SANTO DOMINGO– O que começou como uma intensa temporada de incêndios florestais no Canadá transformou-se em uma crise ambiental que agora afeta dois países.
A fumaça de mais de 800 incêndios florestais ativos deteriorou a qualidade do ar em vastas áreas do Canadá e dos Estados Unidos, levando a alertas de saúde, à ativação de planos de emergência e a recomendações para que milhões de pessoas limitem suas atividades ao ar livre.
Segundo a BBC, citando dados do Sistema Canadense de Informação sobre Incêndios Florestais, 858 incêndios florestais no Canadá, a maioria fora de controle. Trinta novos incêndios foram relatados somente na quinta-feira.
A fumaça atingiu grandes centros urbanos como Toronto, Chicago, Detroit, Minneapolis e Nova York, onde as autoridades alertaram para níveis de poluição considerados prejudiciais à saúde, especialmente para crianças, idosos, gestantes e pessoas com doenças respiratórias ou cardiovasculares.
Segundo o Serviço Nacional de Meteorologia dos EUA (NOAA), citado pelo jornal La Vanguardia, os alertas de qualidade do ar abrangem partes do Meio-Oeste Superior, da região dos Grandes Lagos e do Nordeste, enquanto o Índice de Qualidade do Ar dos EUA classificou a situação como "perigosa" em grandes áreas de Michigan e Minnesota.

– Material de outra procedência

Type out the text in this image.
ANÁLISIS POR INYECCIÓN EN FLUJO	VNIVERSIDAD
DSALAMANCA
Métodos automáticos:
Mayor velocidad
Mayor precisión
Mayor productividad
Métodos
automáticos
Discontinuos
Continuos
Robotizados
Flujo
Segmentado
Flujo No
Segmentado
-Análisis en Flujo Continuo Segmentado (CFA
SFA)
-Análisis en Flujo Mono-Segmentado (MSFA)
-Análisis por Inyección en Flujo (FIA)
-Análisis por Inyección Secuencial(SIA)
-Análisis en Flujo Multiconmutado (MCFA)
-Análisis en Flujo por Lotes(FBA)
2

Em resposta, as autoridades de Nova York ampliaram seus protocolos de emergência, abriram centenas de centros de resfriamento e começaram a distribuir máscaras KN95 para reduzir a exposição da população às partículas presentes na fumaça.
Um fenômeno que percorre centenas de quilômetros
Embora as chamas permaneçam concentradas principalmente no norte de Ontário, o vento carregou enormes colunas de fumaça a centenas de quilômetros de distância, reduzindo a visibilidade e deixando o céu coberto por uma névoa cinzenta em cidades onde não há incêndios nas proximidades.
A empresa especializada IQAir classificou Toronto entre as cidades com a pior qualidade do ar do mundo, enquanto diversas cidades dos EUA também figuravam entre as mais afetadas na quinta-feira.
As autoridades meteorológicas preveem que a direção do vento continuará a determinar a movimentação da fumaça nos próximos dias, embora uma mudança nas condições atmosféricas possa melhorar gradualmente a qualidade do ar no início da próxima semana.
Comunidades evacuadas e danos materiais
Enquanto as grandes cidades enfrentam as consequências da poluição atmosférica, diversas comunidades no norte do Canadá continuam a lidar diretamente com o avanço dos incêndios florestais.
Segundo a DW, um incêndio florestal no norte de Ontário forçou a evacuação de comunidades indígenas, com alguns moradores relatando a perda de praticamente todas as suas casas. Helen Paavola, chefe da Primeira Nação Namaygoosisagagun, disse à mídia local que, após uma avaliação aérea, sua comunidade havia sido "reduzida a cinzas".
Os esforços de combate aos incêndios continuam com centenas de bombeiros mobilizados em diferentes províncias, enquanto as autoridades mantêm os esforços para impedir que as chamas atinjam novas cidades.
Incêndios florestais mais frequentes devido às mudanças climáticas
Especialistas consultados pela BBC e pela ABC afirmam que, embora os incêndios florestais façam parte do ciclo natural das florestas boreais do Canadá, sua frequência e intensidade aumentaram na última década.
Laura Chasmer, professora de Geografia e Meio Ambiente na Western University, em Ontário, explicou que o aumento de episódios de calor extremo e o ressecamento progressivo da vegetação têm favorecido incêndios de maior magnitude e duração.
O pesquisador também observou que, embora historicamente os incêndios estivessem concentrados no oeste do Canadá, nos últimos anos os principais focos se deslocaram para províncias do leste, como Ontário e Quebec, trazendo a fumaça para mais perto de algumas das áreas mais densamente povoadas da América do Norte.